Une naissance bienvenue, émerveillante, bouleversante comme le plupart des venues au monde. Mais dans des conditions précaires et difficiles, analogues à celle des camps de réfugiés.

Une naissance attendue depuis des siècles, porteuse de promesse, marquée de signes éloquents, des bergers aux mages, de la lumière à la haine

Pour nous aujourd’hui émergeant lentement et non sans crainte d’un retour de balancier de l’épidémie et du confinement, une provocation à la sobriété dans la fête au partage et à la rencontre plus qu’à la consommation de nourriture et de gadgets, à l’élargissement de la famille proche

Le rapport français Sauvé nous plombe et nous éclabousse ; le spectre d’une nouvelle guerre froide ; tant de scandales et inquiétudes justifiées noircissant l’horizon, tout concourt, semble-t-il à obscurcir la fête à venir. Oserons-nous chanter dans le noir comme font les enfants effrayés ?

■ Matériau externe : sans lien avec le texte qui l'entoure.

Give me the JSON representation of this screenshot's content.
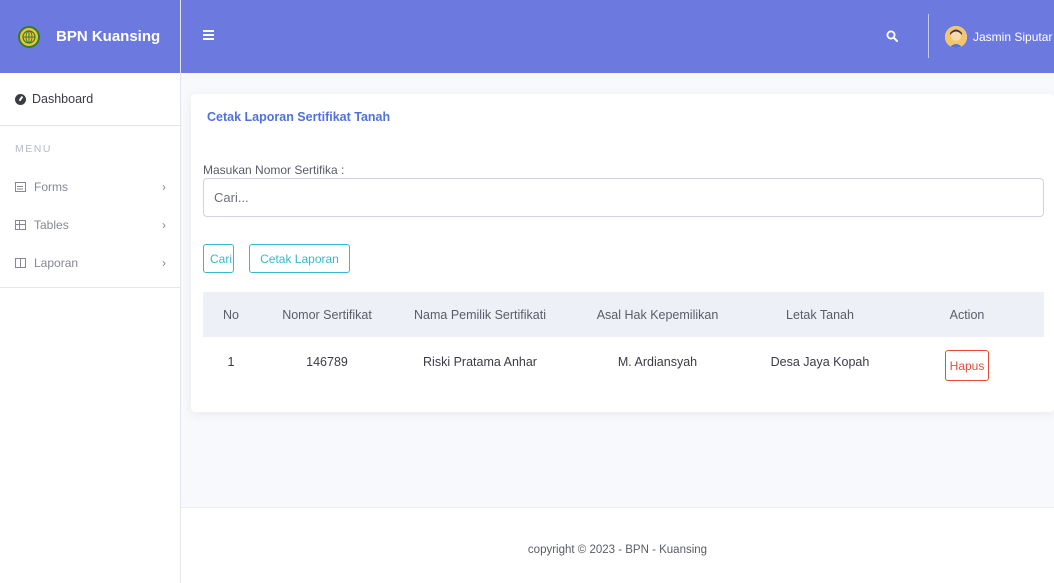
{
  "brand": {
    "name": "BPN Kuansing"
  },
  "sidebar": {
    "dashboard_label": "Dashboard",
    "menu_heading": "MENU",
    "items": [
      {
        "label": "Forms",
        "icon": "form-icon"
      },
      {
        "label": "Tables",
        "icon": "table-icon"
      },
      {
        "label": "Laporan",
        "icon": "report-icon"
      }
    ]
  },
  "topbar": {
    "username": "Jasmin Siputar"
  },
  "main": {
    "card_title": "Cetak Laporan Sertifikat Tanah",
    "field_label": "Masukan Nomor Sertifika :",
    "search_placeholder": "Cari...",
    "btn_cari": "Cari",
    "btn_cetak": "Cetak Laporan",
    "table": {
      "headers": [
        "No",
        "Nomor Sertifikat",
        "Nama Pemilik Sertifikati",
        "Asal Hak Kepemilikan",
        "Letak Tanah",
        "Action"
      ],
      "rows": [
        {
          "no": "1",
          "nomor": "146789",
          "nama": "Riski Pratama Anhar",
          "asal": "M. Ardiansyah",
          "letak": "Desa Jaya Kopah",
          "action": "Hapus"
        }
      ]
    }
  },
  "footer": {
    "text": "copyright © 2023 - BPN - Kuansing"
  },
  "colors": {
    "primary": "#6c7ae0",
    "info": "#36b9cc",
    "danger": "#e74a3b",
    "title": "#4e73df"
  }
}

Quel alliage subtil de gravité et d’allégresse ? la quête d’une joie imprenable sans aveuglement. Non la nostalgie d’antan mais la créativité pour aujourd’hui. La beauté et la générosité à l’ordre du jour.

Rappelle-toi Péguy

L’Espérance est une petite fille de rien du tout.
Qui est venue au monde le jour de Noël de l’année dernière.
Qui joue encore avec le bonhomme Janvier.
Avec ses petits sapins en bois d’Allemagne couverts de givre peint.
Et avec son bœuf et son âne en bois d’Allemagne.
Peints.
Et avec sa crèche pleine de paille que les bêtes ne mangent pas.
Puisqu’elles sont en bois.
C’est cette petite fille pourtant qui traversera les mondes.
Cette petite fille de rien du tout.
Elle seule, portant les autres, qui traversera les mondes révolus.

******

Cette nuit de Noël,
Tu viens à nous,
les mains pauvres ;
non pas vides,
mais nues.
Sur tes paumes tendues
nous déposons
regrets, rancoeurs et amertumes ;
soupçons et découragements ;

nos peurs et nos innombrables lâchetés.
Plus tard viendront se prosterner à tes pieds
les mages chargés de présents.
Aujourd’hui ta lumière
transfigure nos offrandes sans détour,
ton sourire désarmé les accueille.

Miracle de la naissance
qui remet à neuf.
Tout recommence
dans le mystère, l’espérance
et la joie sans fin.
Colette Nys-Mazure

Noël par Etienne Mayence

Dans notre société sécularisée, la religion est en perte de vitesse. On aurait pu penser que la raison humaniste allait chasser l’ignorance et la superstition. « Malgré les progrès de la science, ce n’est pourtant pas la raison, chère aux Lumières, qui s’impose aujourd’hui dans l’espace public et dans la vie de l’individu. On assiste au contraire à une prolifération de l’ésotérisme, à la renaissance voulue de certaines formes de paganisme et à de nouveaux syncrétisme ». C’est ce que remarque Jean Zumstein, exégète suisse protestant dans son dernier ouvrage : « Sur les traces de Jésus. Un essai de spiritualité chrétienne » . Dans cette grande foire à la recherche de sens, il peut être utile, voire nécessaire, de rappeler les grands axes de la tradition chrétienne qui a façonné notre Occident pendant près de 2000.
Cela peut être particulièrement précieux pour retrouver le sens de la fête de Noël dans notre monde marqué trop souvent par une consommation compulsive, le rejet de l’étranger, un repli sur soi, des fractures toujours plus larges entre les riches, les hyper riches et tous les cabossés de la vie, les appauvris.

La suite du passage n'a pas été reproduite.